Codebox Software

Reinforcement Learning Grid


This grid lets you experiment with a Reinforcement Learning technique called Value Iteration. Populate the grid by adding in Robots, Blocks and Goals, and by adjusting the numeric values in each cell (you can update multiple cells at once, just select them by clicking or dragging the mouse). You can also pick one of the ready-made grids listed down the right-hand side.

When you click Start the robots will begin to move around the grid. Each robot has a score associated with it - a robot's objective is to increase its score as much as possible. When a robot moves to a new cell, its score is adjusted by the value shown at that location in the grid, so obviously robots prefer moving to high-valued green cells rather than low-valued red ones. There is a small fixed cost for each move that a robot makes (usually just 1 point), so unless a robot finds a green square its score will get lower each time it moves.

Robots cannot move through Blocks, these are simply obstacles that robots will avoid when moving around.

If a robot moves into a Goal, then the robot will be removed from the grid and its score will stop changing. Depending on what the grid looks like, robots may either seek out goals, or avoid them. If there are no green squares on the grid a robot will try to get to a goal as quickly as possible, in order to prevent its score from dropping any further than necessary. If there are green squares available, then a robot may determine that by remaining on the grid it can accumulate a positive score, and so it will avoid moving into a goal.

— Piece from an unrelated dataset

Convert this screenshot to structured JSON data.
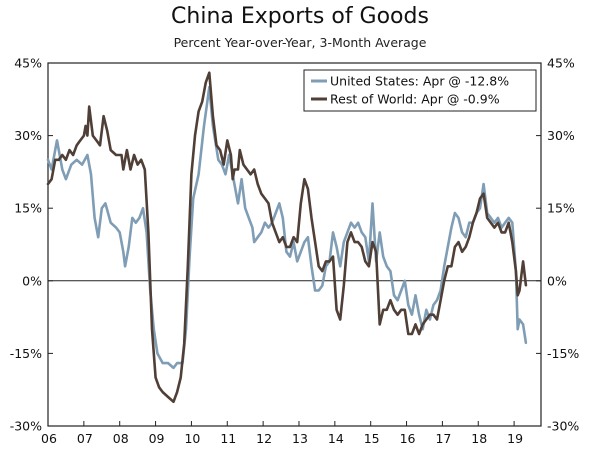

The movement strategy that a robot uses is referred to as its Policy. All robots on the grid share the same policy, which can be displayed by clicking the Show Policy button. The arrows in each cell show which direction a robot will move, if it finds itself in that location. If a cell has multiple arrows then one of those directions is chosen at random.

The Policy Rounds value determines how far into the future the robots will look, when trying to determine the best policy. Complex grids require a higher number of rounds - try selecting the predefined Maze grid from the list on the right, and then adjust the number of rounds to see how the policy changes.

The Move Cost value determines the number of points that are deducted from a robot's score each time it moves. A high Move Cost makes it more likely that robots will seek out locations that contain Goals, so that they can exit the grid and stop incurring a cost for each move that they make. Setting the Move Cost to zero allows the robots to move around for free.